Over the past few years, ever since his breakthrough film Short Term 12 (which premiered and won the grand prize at the SXSW Film Festival in 2013), Destin Daniel Cretton, ever since his inception in the film industry, has sparked a genuine respectful perspective on real life role-models and heroes. From The Glass Castle to the newly released Just Mercy, there’s no denying that the guy has talent when delving into nitty gritty situations and subject matter, in an educative, passive light. None of his film’s feel exploitative, and the boundary between fact and fiction is easily distinguished between Destin’s art and his respect for others. With Just Mercy, he continues this trend of mutual admiration of larger than life heroes, with the unsung cinematic journey of Bryan Stevenson, and his perilous brave attempts at rescuing innocent inmates from death row.
The film opens with Stevenson visiting a death row convict, where he explains to the victim their current date and time of execution. Stevenson is only a student intern at this point; as he clarifies his way into a judicial battlefield. At the same time, while the two chat, we see the unfortunate incarceration of Walter McMillan. Portrayed by Jamie Foxx, not only is Walter one of the most sympathetic characters in the film, but he’s also the most responsive. Shackled up for six years; waiting for the time of one’s own eventual demise, is a nightmarish thought that Walter had to endure. From Foxx’s breathing patterns to somber tears, he gives it his all in what can be described as an affectionate role that will sell too Academy voters and audiences alike.
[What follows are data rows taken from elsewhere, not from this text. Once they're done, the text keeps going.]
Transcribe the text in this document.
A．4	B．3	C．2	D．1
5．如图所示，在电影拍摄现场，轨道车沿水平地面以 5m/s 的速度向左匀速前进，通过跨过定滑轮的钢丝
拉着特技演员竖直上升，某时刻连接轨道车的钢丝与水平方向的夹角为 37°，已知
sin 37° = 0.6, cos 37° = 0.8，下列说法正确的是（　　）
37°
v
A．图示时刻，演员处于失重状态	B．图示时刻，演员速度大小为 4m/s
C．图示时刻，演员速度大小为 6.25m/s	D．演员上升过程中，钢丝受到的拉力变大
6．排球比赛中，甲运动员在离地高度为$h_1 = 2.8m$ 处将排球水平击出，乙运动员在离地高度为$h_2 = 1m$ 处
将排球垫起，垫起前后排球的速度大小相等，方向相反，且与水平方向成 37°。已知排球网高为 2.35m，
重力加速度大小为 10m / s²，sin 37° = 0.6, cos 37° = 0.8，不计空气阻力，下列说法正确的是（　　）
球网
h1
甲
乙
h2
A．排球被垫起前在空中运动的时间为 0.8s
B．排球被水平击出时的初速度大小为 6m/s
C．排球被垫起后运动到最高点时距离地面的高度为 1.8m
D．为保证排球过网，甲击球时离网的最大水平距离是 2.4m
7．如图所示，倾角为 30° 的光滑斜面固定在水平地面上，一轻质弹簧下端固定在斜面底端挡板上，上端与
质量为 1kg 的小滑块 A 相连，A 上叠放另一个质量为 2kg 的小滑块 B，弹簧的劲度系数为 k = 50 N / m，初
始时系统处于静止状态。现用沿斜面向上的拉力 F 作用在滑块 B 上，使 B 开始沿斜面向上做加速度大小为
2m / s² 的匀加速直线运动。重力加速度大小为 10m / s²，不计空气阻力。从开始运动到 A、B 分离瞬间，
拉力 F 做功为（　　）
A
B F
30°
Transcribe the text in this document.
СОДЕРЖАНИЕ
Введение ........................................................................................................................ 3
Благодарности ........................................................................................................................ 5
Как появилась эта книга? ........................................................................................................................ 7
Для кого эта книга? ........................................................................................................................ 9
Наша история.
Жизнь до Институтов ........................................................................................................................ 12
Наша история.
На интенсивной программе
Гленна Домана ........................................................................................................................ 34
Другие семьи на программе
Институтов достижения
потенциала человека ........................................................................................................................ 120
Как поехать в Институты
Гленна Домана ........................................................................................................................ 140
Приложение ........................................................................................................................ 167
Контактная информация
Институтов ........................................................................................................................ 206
There’s something so charming and lovable about his presentation, that sells the heartwarming tone of the film.
Michael B Jordan, Brie Larson, O’Shea Jackson Jr., and Tim Blake Nelson successfully nail their respective role, with the same respectful attitude, which Foxx manages to add onto his performance. While nowhere close to the same emotional range of Jamie’s character, there’s still a plethora of “oscar-clip” moments, that may reconsider one’s stance on the supporting and lead cast of the film. There’s even some solid technical merits, with it’s small-scale look and generally dry feeling to it’s architecture and color scheme.
Slight, yet rewarding, Just Mercy is a grand crowd-pleaser that will perfectly send off the year 2019. It’s nowhere near perfect, but the messages communicated here are ones that come from an admirable stance on humanitarian ethics. Destin and his talented crew are Good Samaritans for making this film; which is an important piece of entertainment that will empower wrongfully convicted inmates and minority groups everywhere.
Just Mercy screened at this year’s Toronto International Film Festival. The film will open in select cinemas on December 25th, followed by a nationwide release on January 10th, 2020.